Wednesday, September 17, 2014

Various asset class prices in oil barrels and What do they reveal...

-"Oil makes the world go round"?
-Oil is the most valuable commodity for the entire economic activity worldwide.In the following charts we can see the price of various asset classes in oil barrels.Oil exporters are producing wealth with which they can buy different asset classes like precious and basic metals, equities or bonds.Let us now see in terms of oil barrels which of these assets are now expensive and which of them are cheap


Gold is currently expensive.Not a buy.
Platinum is fairly priced.Not a buy.

Palladium is expensive.Maybe a sell
Basic metals
Copper is relatively expensive.Not a buy.
Equities are fairly priced.Still not expensive but near a resistance line(middle horizontal line) and maybe that's why near a correction.
F)30 year Bond price
Bonds are still cheap and in a downtrend.However bonds might be ready to break the descending trendline from 1999 and start an uptrend.That would be another buy signal for bonds.

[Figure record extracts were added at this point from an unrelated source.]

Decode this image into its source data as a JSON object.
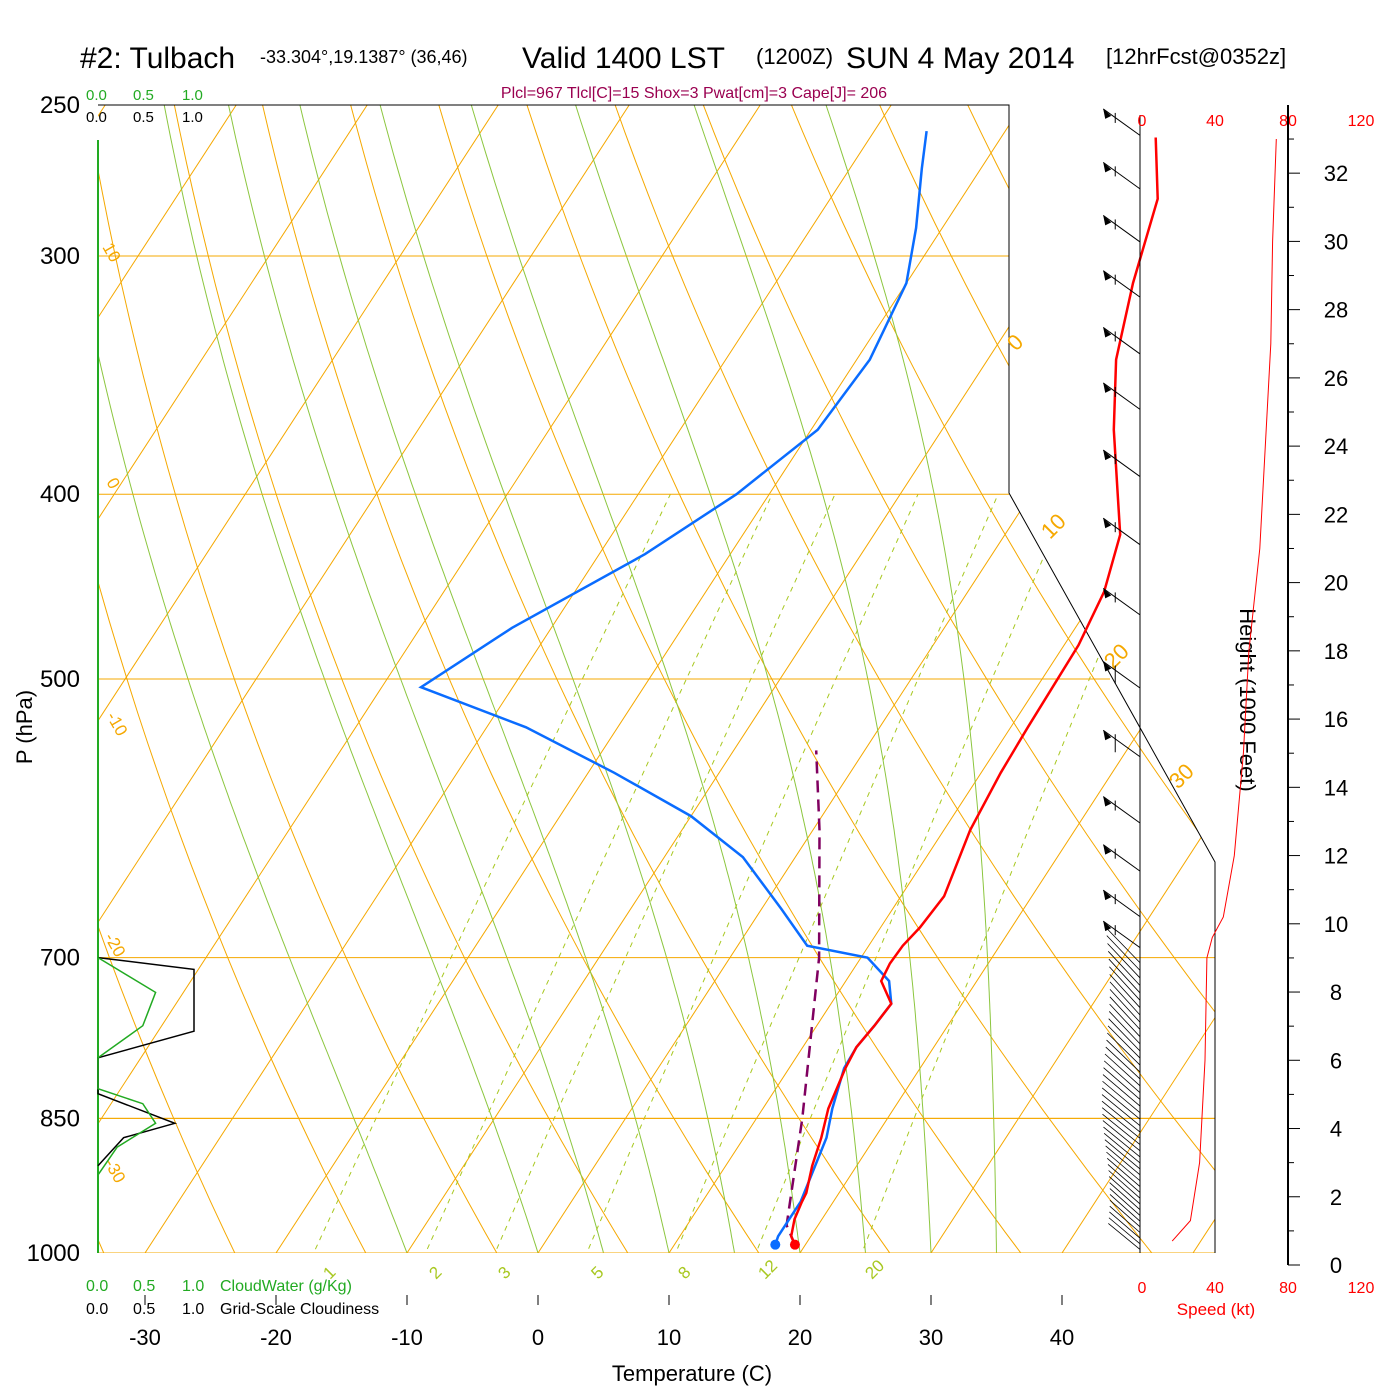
{
  "header": {
    "station": "#2: Tulbach",
    "coords": "-33.304°,19.1387° (36,46)",
    "valid": "Valid 1400 LST",
    "utc": "(1200Z)",
    "date": "SUN 4 May 2014",
    "forecast": "[12hrFcst@0352z]",
    "indices": "Plcl=967 Tlcl[C]=15 Shox=3 Pwat[cm]=3 Cape[J]= 206"
  },
  "colors": {
    "temperature": "#ff0000",
    "dewpoint": "#0a6cff",
    "parcel": "#800060",
    "isotherm": "#f5a800",
    "dry_adiabat": "#8cc63f",
    "mixing_ratio": "#a8c820",
    "cloud_water": "#22aa22",
    "wind_speed": "#ff0000"
  },
  "chart_data": {
    "type": "skew-t log-p sounding",
    "xlabel": "Temperature (C)",
    "ylabel": "P (hPa)",
    "right_axis_label": "Height (1000 Feet)",
    "x_ticks": [
      "-30",
      "-20",
      "-10",
      "0",
      "10",
      "20",
      "30",
      "40"
    ],
    "pressure_levels": [
      "250",
      "300",
      "400",
      "500",
      "700",
      "850",
      "1000"
    ],
    "height_ticks": [
      "0",
      "2",
      "4",
      "6",
      "8",
      "10",
      "12",
      "14",
      "16",
      "18",
      "20",
      "22",
      "24",
      "26",
      "28",
      "30",
      "32"
    ],
    "isotherm_labels": [
      "10",
      "0",
      "-10",
      "-20",
      "-30",
      "0",
      "10",
      "20",
      "30"
    ],
    "mixing_ratio_labels": [
      "1",
      "2",
      "3",
      "5",
      "8",
      "12",
      "20"
    ],
    "temperature_profile": [
      {
        "p": 990,
        "t": 19.2
      },
      {
        "p": 980,
        "t": 18.5
      },
      {
        "p": 960,
        "t": 17.9
      },
      {
        "p": 940,
        "t": 17.6
      },
      {
        "p": 930,
        "t": 17.5
      },
      {
        "p": 900,
        "t": 16.6
      },
      {
        "p": 870,
        "t": 15.9
      },
      {
        "p": 840,
        "t": 15.0
      },
      {
        "p": 800,
        "t": 14.3
      },
      {
        "p": 780,
        "t": 14.1
      },
      {
        "p": 760,
        "t": 14.4
      },
      {
        "p": 740,
        "t": 14.6
      },
      {
        "p": 720,
        "t": 12.7
      },
      {
        "p": 705,
        "t": 12.5
      },
      {
        "p": 690,
        "t": 12.6
      },
      {
        "p": 675,
        "t": 13.0
      },
      {
        "p": 650,
        "t": 13.3
      },
      {
        "p": 600,
        "t": 12.0
      },
      {
        "p": 560,
        "t": 11.5
      },
      {
        "p": 530,
        "t": 11.3
      },
      {
        "p": 480,
        "t": 11.1
      },
      {
        "p": 450,
        "t": 10.4
      },
      {
        "p": 420,
        "t": 8.8
      },
      {
        "p": 400,
        "t": 6.6
      },
      {
        "p": 370,
        "t": 3.1
      },
      {
        "p": 340,
        "t": -0.2
      },
      {
        "p": 310,
        "t": -2.7
      },
      {
        "p": 280,
        "t": -5.0
      },
      {
        "p": 260,
        "t": -8.2
      }
    ],
    "dewpoint_profile": [
      {
        "p": 990,
        "t": 17.7
      },
      {
        "p": 980,
        "t": 17.5
      },
      {
        "p": 960,
        "t": 17.5
      },
      {
        "p": 940,
        "t": 17.5
      },
      {
        "p": 910,
        "t": 17.0
      },
      {
        "p": 870,
        "t": 16.3
      },
      {
        "p": 840,
        "t": 15.3
      },
      {
        "p": 800,
        "t": 14.2
      },
      {
        "p": 780,
        "t": 14.1
      },
      {
        "p": 760,
        "t": 14.4
      },
      {
        "p": 740,
        "t": 14.6
      },
      {
        "p": 720,
        "t": 13.3
      },
      {
        "p": 700,
        "t": 10.5
      },
      {
        "p": 690,
        "t": 5.3
      },
      {
        "p": 660,
        "t": 1.5
      },
      {
        "p": 620,
        "t": -4.0
      },
      {
        "p": 590,
        "t": -10.0
      },
      {
        "p": 560,
        "t": -18.0
      },
      {
        "p": 530,
        "t": -27.0
      },
      {
        "p": 505,
        "t": -37.0
      },
      {
        "p": 470,
        "t": -33.0
      },
      {
        "p": 430,
        "t": -26.5
      },
      {
        "p": 400,
        "t": -22.5
      },
      {
        "p": 370,
        "t": -19.5
      },
      {
        "p": 340,
        "t": -19.0
      },
      {
        "p": 310,
        "t": -20.0
      },
      {
        "p": 290,
        "t": -22.0
      },
      {
        "p": 270,
        "t": -24.5
      },
      {
        "p": 258,
        "t": -26.0
      }
    ],
    "parcel_profile": [
      {
        "p": 990,
        "t": 19.2
      },
      {
        "p": 967,
        "t": 17.6
      },
      {
        "p": 850,
        "t": 13.5
      },
      {
        "p": 700,
        "t": 6.8
      },
      {
        "p": 600,
        "t": 0.5
      },
      {
        "p": 545,
        "t": -3.7
      }
    ],
    "cloud_water_profile": [
      {
        "p": 700,
        "v": 0.0
      },
      {
        "p": 730,
        "v": 0.45
      },
      {
        "p": 760,
        "v": 0.35
      },
      {
        "p": 790,
        "v": 0.0
      },
      {
        "p": 820,
        "v": 0.0
      },
      {
        "p": 835,
        "v": 0.35
      },
      {
        "p": 855,
        "v": 0.45
      },
      {
        "p": 880,
        "v": 0.15
      },
      {
        "p": 910,
        "v": 0.0
      }
    ],
    "cloudiness_profile": [
      {
        "p": 700,
        "v": 0.0
      },
      {
        "p": 710,
        "v": 0.75
      },
      {
        "p": 765,
        "v": 0.75
      },
      {
        "p": 790,
        "v": 0.0
      },
      {
        "p": 820,
        "v": 0.0
      },
      {
        "p": 825,
        "v": 0.0
      },
      {
        "p": 855,
        "v": 0.6
      },
      {
        "p": 870,
        "v": 0.2
      },
      {
        "p": 900,
        "v": 0.0
      }
    ],
    "wind_speed_profile": [
      {
        "h": 0.7,
        "v": 22
      },
      {
        "h": 1.3,
        "v": 32
      },
      {
        "h": 3,
        "v": 37
      },
      {
        "h": 6,
        "v": 40
      },
      {
        "h": 9,
        "v": 41
      },
      {
        "h": 9.6,
        "v": 44
      },
      {
        "h": 10.2,
        "v": 50
      },
      {
        "h": 12,
        "v": 56
      },
      {
        "h": 15,
        "v": 61
      },
      {
        "h": 18,
        "v": 64
      },
      {
        "h": 21,
        "v": 70
      },
      {
        "h": 24,
        "v": 73
      },
      {
        "h": 27,
        "v": 76
      },
      {
        "h": 30,
        "v": 77
      },
      {
        "h": 33,
        "v": 79
      }
    ],
    "wind_barbs_upper": [
      {
        "p": 255,
        "kt": 55
      },
      {
        "p": 272,
        "kt": 55
      },
      {
        "p": 290,
        "kt": 55
      },
      {
        "p": 310,
        "kt": 55
      },
      {
        "p": 332,
        "kt": 55
      },
      {
        "p": 355,
        "kt": 55
      },
      {
        "p": 385,
        "kt": 55
      },
      {
        "p": 418,
        "kt": 55
      },
      {
        "p": 455,
        "kt": 55
      },
      {
        "p": 497,
        "kt": 60
      },
      {
        "p": 540,
        "kt": 60
      },
      {
        "p": 585,
        "kt": 55
      },
      {
        "p": 620,
        "kt": 55
      },
      {
        "p": 655,
        "kt": 55
      },
      {
        "p": 680,
        "kt": 55
      }
    ],
    "wind_barbs_lower_count": 45,
    "speed_label": "Speed (kt)",
    "speed_ticks": [
      "0",
      "40",
      "80",
      "120"
    ],
    "cloud_ticks": [
      "0.0",
      "0.5",
      "1.0"
    ],
    "cloudwater_label": "CloudWater (g/Kg)",
    "cloudiness_label": "Grid-Scale Cloudiness"
  }
}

Let us now see what it would have happened if we had traded these assets when they were cheap(buy) or expensive(sell) in terms of oil barrels. 
Not bad at all!We can see that in many cases buying or selling various asset classes based on their historical oversold or overbought condition in terms of oil barrels  is an interesting although relatively long-term market timing strategy.